A diamond-encrusted gold watch with Arabic inscription of 1895 which was gifted to Pandit Jawaharlal Nehru by the Bey of Tunis. Nehru, in turn, gifted the pocket watch to the SJM when he came to lay the foundation stone for the new building in 1963.
“All the objects that will go on display are not religious like Korans, rosaries or prayer carpets. Some of them have inscriptions from Koran or detailing in Arabic. There is a revolver of Tipu Sultan. There are jackets worn by soldiers while going for war with lines from Koran. There is Egyptian furniture with Arabic inscriptions. All these will form part of the 2,500 additional objects on display,” said Mr. Reddy.
The installation of air curtains, dehumidifiers and air filters have improved the experience of visitors to the gallery where the foul smell of Musi used to pervade earlier.

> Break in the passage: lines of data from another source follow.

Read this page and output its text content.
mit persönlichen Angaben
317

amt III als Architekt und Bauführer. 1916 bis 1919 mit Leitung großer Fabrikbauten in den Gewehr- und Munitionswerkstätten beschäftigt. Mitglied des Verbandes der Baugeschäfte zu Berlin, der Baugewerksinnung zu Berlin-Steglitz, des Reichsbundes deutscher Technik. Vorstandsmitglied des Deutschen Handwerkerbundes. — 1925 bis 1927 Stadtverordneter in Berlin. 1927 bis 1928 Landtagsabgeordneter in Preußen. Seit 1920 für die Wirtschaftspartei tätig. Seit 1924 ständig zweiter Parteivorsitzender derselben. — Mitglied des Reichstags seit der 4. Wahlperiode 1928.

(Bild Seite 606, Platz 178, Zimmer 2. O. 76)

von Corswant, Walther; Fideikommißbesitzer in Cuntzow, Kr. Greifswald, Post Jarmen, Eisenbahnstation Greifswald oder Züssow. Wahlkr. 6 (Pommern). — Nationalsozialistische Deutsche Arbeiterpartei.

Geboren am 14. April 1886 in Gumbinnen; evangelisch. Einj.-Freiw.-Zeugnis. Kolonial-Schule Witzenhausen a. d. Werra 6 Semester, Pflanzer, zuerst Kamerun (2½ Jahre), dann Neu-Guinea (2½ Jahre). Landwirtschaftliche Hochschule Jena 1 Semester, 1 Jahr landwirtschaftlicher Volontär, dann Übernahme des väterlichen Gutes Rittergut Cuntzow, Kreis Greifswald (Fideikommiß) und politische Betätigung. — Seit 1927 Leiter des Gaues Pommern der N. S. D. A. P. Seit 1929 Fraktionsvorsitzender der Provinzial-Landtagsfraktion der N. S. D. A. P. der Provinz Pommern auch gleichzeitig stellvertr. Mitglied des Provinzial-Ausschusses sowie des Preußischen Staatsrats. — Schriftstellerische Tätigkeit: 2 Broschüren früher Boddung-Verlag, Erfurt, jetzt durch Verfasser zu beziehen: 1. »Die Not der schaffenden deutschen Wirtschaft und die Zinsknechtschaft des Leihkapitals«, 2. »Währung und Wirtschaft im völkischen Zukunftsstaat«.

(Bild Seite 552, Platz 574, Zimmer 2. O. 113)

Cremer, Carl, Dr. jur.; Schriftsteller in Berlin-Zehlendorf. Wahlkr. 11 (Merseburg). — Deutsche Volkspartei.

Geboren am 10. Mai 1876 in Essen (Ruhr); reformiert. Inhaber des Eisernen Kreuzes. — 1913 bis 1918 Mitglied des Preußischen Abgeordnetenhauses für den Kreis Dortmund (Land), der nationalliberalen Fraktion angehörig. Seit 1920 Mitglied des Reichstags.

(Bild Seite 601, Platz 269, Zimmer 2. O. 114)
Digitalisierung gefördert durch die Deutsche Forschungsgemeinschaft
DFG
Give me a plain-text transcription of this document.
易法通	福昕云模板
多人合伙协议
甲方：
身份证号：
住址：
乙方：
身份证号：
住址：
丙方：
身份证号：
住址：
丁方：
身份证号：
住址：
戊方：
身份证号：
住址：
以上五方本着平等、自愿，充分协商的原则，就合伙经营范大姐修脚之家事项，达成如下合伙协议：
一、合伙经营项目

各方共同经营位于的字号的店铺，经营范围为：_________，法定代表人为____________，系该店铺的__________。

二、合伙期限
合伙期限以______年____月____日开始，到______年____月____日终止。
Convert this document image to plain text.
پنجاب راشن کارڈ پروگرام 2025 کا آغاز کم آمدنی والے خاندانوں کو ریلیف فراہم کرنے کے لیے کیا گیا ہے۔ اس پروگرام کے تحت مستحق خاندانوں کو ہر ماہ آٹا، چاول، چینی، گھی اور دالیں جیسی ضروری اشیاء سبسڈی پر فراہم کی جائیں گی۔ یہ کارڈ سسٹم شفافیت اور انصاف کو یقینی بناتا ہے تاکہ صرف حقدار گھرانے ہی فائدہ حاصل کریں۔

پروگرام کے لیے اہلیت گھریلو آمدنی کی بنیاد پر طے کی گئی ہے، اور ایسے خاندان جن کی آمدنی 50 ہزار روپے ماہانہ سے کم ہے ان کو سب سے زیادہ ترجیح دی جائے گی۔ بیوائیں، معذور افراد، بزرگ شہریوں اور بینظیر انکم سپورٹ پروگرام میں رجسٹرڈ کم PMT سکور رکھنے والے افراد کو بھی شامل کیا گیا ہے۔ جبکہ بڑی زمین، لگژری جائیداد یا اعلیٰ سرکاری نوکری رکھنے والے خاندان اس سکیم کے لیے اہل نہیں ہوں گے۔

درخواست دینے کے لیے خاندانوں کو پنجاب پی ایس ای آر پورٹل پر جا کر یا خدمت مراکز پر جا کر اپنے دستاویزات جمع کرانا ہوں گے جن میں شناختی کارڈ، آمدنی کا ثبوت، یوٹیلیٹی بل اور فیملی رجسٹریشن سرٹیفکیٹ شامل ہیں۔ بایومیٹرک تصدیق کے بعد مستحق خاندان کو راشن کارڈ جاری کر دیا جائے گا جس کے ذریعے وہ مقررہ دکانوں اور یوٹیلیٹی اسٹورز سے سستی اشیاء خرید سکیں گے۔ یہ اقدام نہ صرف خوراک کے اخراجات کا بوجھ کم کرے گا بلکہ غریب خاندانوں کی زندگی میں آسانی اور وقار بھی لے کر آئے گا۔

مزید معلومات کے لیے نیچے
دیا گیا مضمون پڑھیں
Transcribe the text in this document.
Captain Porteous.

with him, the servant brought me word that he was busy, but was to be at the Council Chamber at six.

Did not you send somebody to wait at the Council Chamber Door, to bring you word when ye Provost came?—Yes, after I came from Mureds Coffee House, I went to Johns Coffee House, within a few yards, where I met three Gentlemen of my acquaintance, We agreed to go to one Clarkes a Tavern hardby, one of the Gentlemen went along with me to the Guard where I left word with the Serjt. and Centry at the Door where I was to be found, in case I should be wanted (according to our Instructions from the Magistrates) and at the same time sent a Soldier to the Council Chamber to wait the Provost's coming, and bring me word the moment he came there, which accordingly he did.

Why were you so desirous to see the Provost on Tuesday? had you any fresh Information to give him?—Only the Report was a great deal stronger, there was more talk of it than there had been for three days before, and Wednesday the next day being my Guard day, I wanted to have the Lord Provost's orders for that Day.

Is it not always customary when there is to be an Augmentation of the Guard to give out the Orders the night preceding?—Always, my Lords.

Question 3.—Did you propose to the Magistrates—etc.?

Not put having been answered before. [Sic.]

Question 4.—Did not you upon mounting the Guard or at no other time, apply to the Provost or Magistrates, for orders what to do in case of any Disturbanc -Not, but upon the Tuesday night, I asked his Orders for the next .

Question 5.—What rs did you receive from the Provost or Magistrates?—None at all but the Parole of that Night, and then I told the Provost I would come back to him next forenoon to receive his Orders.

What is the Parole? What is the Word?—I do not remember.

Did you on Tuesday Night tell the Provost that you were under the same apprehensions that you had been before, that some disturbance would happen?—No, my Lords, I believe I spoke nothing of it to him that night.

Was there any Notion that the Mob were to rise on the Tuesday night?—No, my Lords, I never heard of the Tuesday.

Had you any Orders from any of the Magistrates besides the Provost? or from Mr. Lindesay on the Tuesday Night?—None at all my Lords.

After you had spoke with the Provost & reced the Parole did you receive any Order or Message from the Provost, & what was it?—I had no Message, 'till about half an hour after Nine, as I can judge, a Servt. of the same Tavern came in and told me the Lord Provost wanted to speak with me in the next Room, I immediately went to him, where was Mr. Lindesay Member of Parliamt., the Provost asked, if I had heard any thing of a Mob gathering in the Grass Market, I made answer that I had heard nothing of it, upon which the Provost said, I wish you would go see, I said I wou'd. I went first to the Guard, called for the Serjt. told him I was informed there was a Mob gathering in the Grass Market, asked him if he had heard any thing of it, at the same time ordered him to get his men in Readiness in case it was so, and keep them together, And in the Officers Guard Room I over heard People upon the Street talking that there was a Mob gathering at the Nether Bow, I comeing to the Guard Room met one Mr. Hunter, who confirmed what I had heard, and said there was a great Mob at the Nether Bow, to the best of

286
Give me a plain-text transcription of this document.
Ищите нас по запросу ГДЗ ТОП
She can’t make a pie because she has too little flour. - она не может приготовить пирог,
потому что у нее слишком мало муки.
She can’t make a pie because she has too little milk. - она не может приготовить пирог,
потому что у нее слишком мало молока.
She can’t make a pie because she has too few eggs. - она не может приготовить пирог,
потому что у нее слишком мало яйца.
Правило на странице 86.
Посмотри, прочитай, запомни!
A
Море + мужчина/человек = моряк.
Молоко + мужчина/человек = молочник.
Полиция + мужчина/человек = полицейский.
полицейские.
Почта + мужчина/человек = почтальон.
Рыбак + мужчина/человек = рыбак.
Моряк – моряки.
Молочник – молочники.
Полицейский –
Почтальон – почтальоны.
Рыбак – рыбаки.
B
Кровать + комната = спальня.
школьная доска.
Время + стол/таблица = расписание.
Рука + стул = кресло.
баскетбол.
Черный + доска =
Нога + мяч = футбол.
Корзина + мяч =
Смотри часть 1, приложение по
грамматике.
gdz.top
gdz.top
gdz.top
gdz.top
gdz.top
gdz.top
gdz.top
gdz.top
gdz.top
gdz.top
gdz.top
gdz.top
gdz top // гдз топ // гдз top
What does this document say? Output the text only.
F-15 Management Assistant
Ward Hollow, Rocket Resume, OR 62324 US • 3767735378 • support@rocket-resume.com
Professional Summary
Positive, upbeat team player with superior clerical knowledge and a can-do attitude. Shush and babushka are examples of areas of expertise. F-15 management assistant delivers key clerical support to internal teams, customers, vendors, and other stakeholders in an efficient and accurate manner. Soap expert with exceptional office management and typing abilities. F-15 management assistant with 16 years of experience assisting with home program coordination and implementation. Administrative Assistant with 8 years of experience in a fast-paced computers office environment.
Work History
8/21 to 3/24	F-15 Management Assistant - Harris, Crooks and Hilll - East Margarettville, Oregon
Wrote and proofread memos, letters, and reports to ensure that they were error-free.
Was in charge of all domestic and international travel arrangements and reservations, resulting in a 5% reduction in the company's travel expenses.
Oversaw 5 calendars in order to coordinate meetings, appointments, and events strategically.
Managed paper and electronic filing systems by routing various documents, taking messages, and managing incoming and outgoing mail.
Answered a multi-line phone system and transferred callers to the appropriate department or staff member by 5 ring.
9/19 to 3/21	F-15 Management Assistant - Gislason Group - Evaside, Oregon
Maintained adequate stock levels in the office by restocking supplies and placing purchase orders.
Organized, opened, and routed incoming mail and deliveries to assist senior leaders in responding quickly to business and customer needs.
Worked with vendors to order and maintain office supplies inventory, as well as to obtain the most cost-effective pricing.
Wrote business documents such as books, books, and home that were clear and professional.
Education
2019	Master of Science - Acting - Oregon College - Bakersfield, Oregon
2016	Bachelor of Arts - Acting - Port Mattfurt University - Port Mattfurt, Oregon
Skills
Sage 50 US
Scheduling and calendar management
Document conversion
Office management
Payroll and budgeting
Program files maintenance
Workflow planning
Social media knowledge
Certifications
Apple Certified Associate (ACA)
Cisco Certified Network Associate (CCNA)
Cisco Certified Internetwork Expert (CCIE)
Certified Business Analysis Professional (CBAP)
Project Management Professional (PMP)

According to the museum figures, the number of Indian visitors has seen a spike while the number of international visitors has actually declined over the past few years. In 2010-11, 11,51,932 Indians visited the museum, the numbers rose to 13,20,120 in 2015-16. In contrast, the number of foreign visitors has dipped from 10,258 to 8,803 in the same period.
Once it opens, the new gallery is sure to change the fortunes of the Museum since a large number of tourists from West Asia come to Hyderabad.